在 Python 中找不到使用 Beautiful Soup 的特定链接答案

【问题标题】：Can't find a specific link using Beautiful Soup in Python在 Python 中找不到使用 Beautiful Soup 的特定链接
【发布时间】：2017-04-21 00:34:06
【问题描述】：

我无法使用 BeautifulSoup 从网页中提取特定链接。具体网页为http://punchdrink.com/recipe-archives/?filter-spirit__term=Gin

当我检查源代码时，我看到了我想要抓取的链接，特别是食谱的链接（例如：http://punchdrink.com/recipes/breakfast-martini/），但是当我使用 BeautifulSoup 时，这些链接不会显示在 HTML 中全部。

这是我获取 HTML 的代码：

def drinkScraper(url, searchTerm):
  res = requests.get(url)
  res.raise_for_status()
  soup = bs4.BeautifulSoup(res.text)

printing soup 给出的 html 没有引用该页面上任何指向食谱的链接。

我正在尝试从这个网站上抓取他们档案中所有食谱的链接，但我似乎无法弄清楚这一点。

感谢您的帮助。

【问题讨论】：

因为它是一个动态网站，所以你必须检查 Ajax 请求以获取 url。
@amigcamel 谢谢！我最终使用 selenium 来查找链接。不过，我会更多地考虑您对未来的建议。

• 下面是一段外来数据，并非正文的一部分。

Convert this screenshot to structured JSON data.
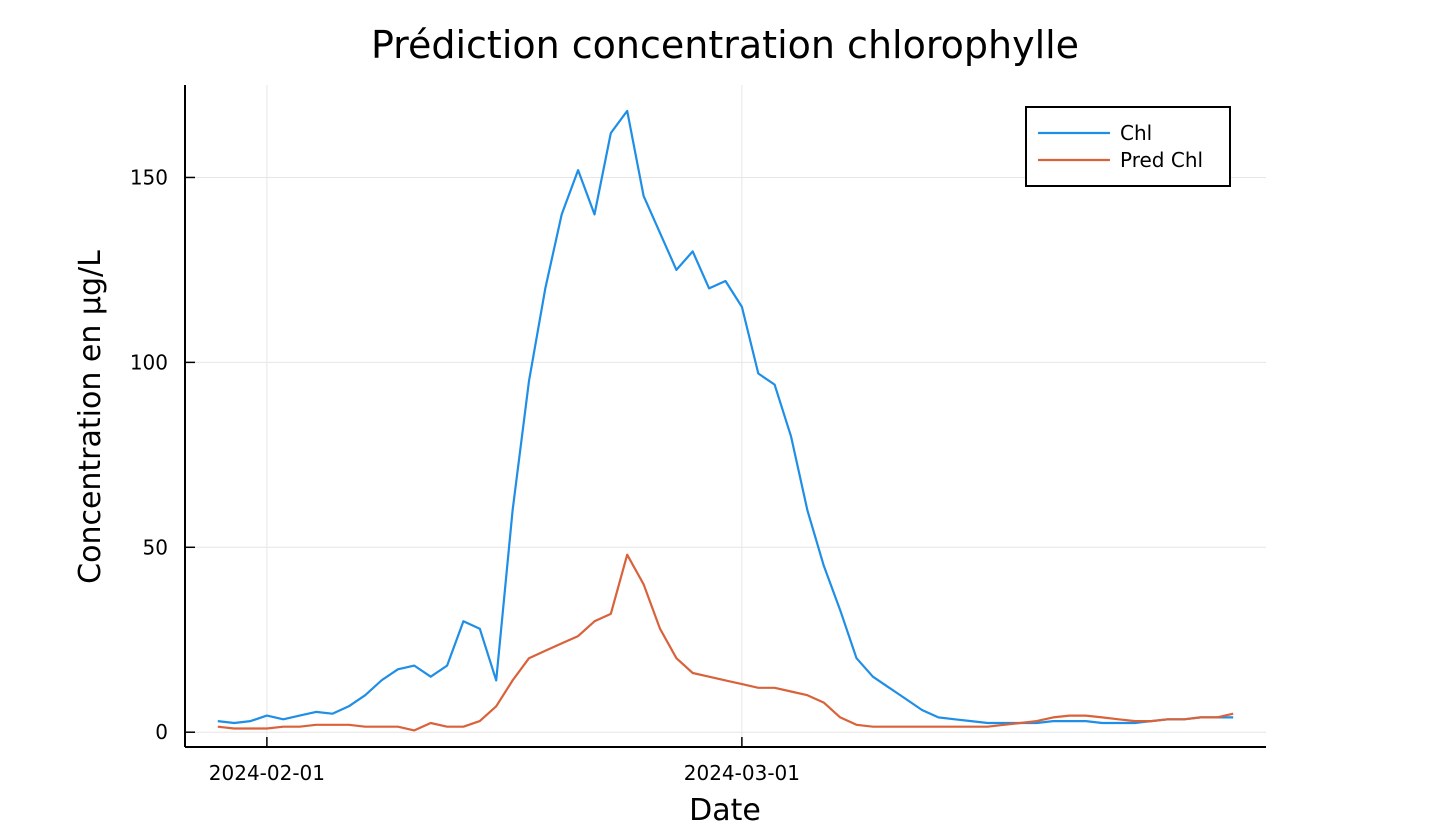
{
  "chart_data": {
    "type": "line",
    "title": "Prédiction concentration chlorophylle",
    "xlabel": "Date",
    "ylabel": "Concentration en µg/L",
    "x_ticks": [
      "2024-02-01",
      "2024-03-01"
    ],
    "y_ticks": [
      0,
      50,
      100,
      150
    ],
    "x_range": [
      "2024-01-27",
      "2024-04-02"
    ],
    "ylim": [
      -4,
      175
    ],
    "grid": true,
    "legend_position": "top-right",
    "x": [
      "2024-01-29",
      "2024-01-30",
      "2024-01-31",
      "2024-02-01",
      "2024-02-02",
      "2024-02-03",
      "2024-02-04",
      "2024-02-05",
      "2024-02-06",
      "2024-02-07",
      "2024-02-08",
      "2024-02-09",
      "2024-02-10",
      "2024-02-11",
      "2024-02-12",
      "2024-02-13",
      "2024-02-14",
      "2024-02-15",
      "2024-02-16",
      "2024-02-17",
      "2024-02-18",
      "2024-02-19",
      "2024-02-20",
      "2024-02-21",
      "2024-02-22",
      "2024-02-23",
      "2024-02-24",
      "2024-02-25",
      "2024-02-26",
      "2024-02-27",
      "2024-02-28",
      "2024-02-29",
      "2024-03-01",
      "2024-03-02",
      "2024-03-03",
      "2024-03-04",
      "2024-03-05",
      "2024-03-06",
      "2024-03-07",
      "2024-03-08",
      "2024-03-09",
      "2024-03-10",
      "2024-03-11",
      "2024-03-12",
      "2024-03-13",
      "2024-03-14",
      "2024-03-15",
      "2024-03-16",
      "2024-03-17",
      "2024-03-18",
      "2024-03-19",
      "2024-03-20",
      "2024-03-21",
      "2024-03-22",
      "2024-03-23",
      "2024-03-24",
      "2024-03-25",
      "2024-03-26",
      "2024-03-27",
      "2024-03-28",
      "2024-03-29",
      "2024-03-30",
      "2024-03-31"
    ],
    "series": [
      {
        "name": "Chl",
        "color": "#1f8ee6",
        "values": [
          3,
          2.5,
          3,
          4.5,
          3.5,
          4.5,
          5.5,
          5,
          7,
          10,
          14,
          17,
          18,
          15,
          18,
          30,
          28,
          14,
          60,
          95,
          120,
          140,
          152,
          140,
          162,
          168,
          145,
          135,
          125,
          130,
          120,
          122,
          115,
          97,
          94,
          80,
          60,
          45,
          33,
          20,
          15,
          12,
          9,
          6,
          4,
          3.5,
          3,
          2.5,
          2.5,
          2.5,
          2.5,
          3,
          3,
          3,
          2.5,
          2.5,
          2.5,
          3,
          3.5,
          3.5,
          4,
          4,
          4
        ]
      },
      {
        "name": "Pred Chl",
        "color": "#d9623b",
        "values": [
          1.5,
          1,
          1,
          1,
          1.5,
          1.5,
          2,
          2,
          2,
          1.5,
          1.5,
          1.5,
          0.5,
          2.5,
          1.5,
          1.5,
          3,
          7,
          14,
          20,
          22,
          24,
          26,
          30,
          32,
          48,
          40,
          28,
          20,
          16,
          15,
          14,
          13,
          12,
          12,
          11,
          10,
          8,
          4,
          2,
          1.5,
          1.5,
          1.5,
          1.5,
          1.5,
          1.5,
          1.5,
          1.5,
          2,
          2.5,
          3,
          4,
          4.5,
          4.5,
          4,
          3.5,
          3,
          3,
          3.5,
          3.5,
          4,
          4,
          5
        ]
      }
    ]
  }
}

标签： python html beautifulsoup

【解决方案1】：

虽然如上所述您可以使用selenium，但您也可以通过关注XHR 请求并通过requests 模拟它们来学习。如果您在打开 Firebug 或 Chrome 开发人员工具时注意到，在搜索术语时，它会请求一个 api（通过 XHR）并以json 格式返回您的结果。您可以简单地请求参数并解析结果。

像这样：

from bs4 import BeautifulSoup
import requests

jsonRequestData = '{"requests":[{"indexName":"wp_posts_recipe","params":"query=&hitsPerPage=1000&maxValuesPerFacet=100&page=0&distinct=false&facetingAfterDistinct=true&filters=record_index%3D0&facets=%5B%22spirit%22%2C%22style%22%2C%22season%22%2C%22flavor_profile%22%2C%22family%22%5D&tagFilters=&facetFilters=%5B%22spirit%3AGin%22%5D"}]}'
headers = {'Content-type': 'application/x-www-form-urlencoded', 'Accept': 'application/json'}

response = requests.post('http://h0iee3ergc-2.algolianet.com/1/indexes/*/queries?x-algolia-agent=Algolia%20for%20vanilla%20JavaScript%20(lite)%203.21.1%3Binstantsearch.js%201.11.6%3BJS%20Helper%202.19.0&x-algolia-application-id=H0IEE3ERGC&x-algolia-api-key=9a128c4989675ec375c59a2de9ef3fc1', headers=headers, data=jsonRequestData)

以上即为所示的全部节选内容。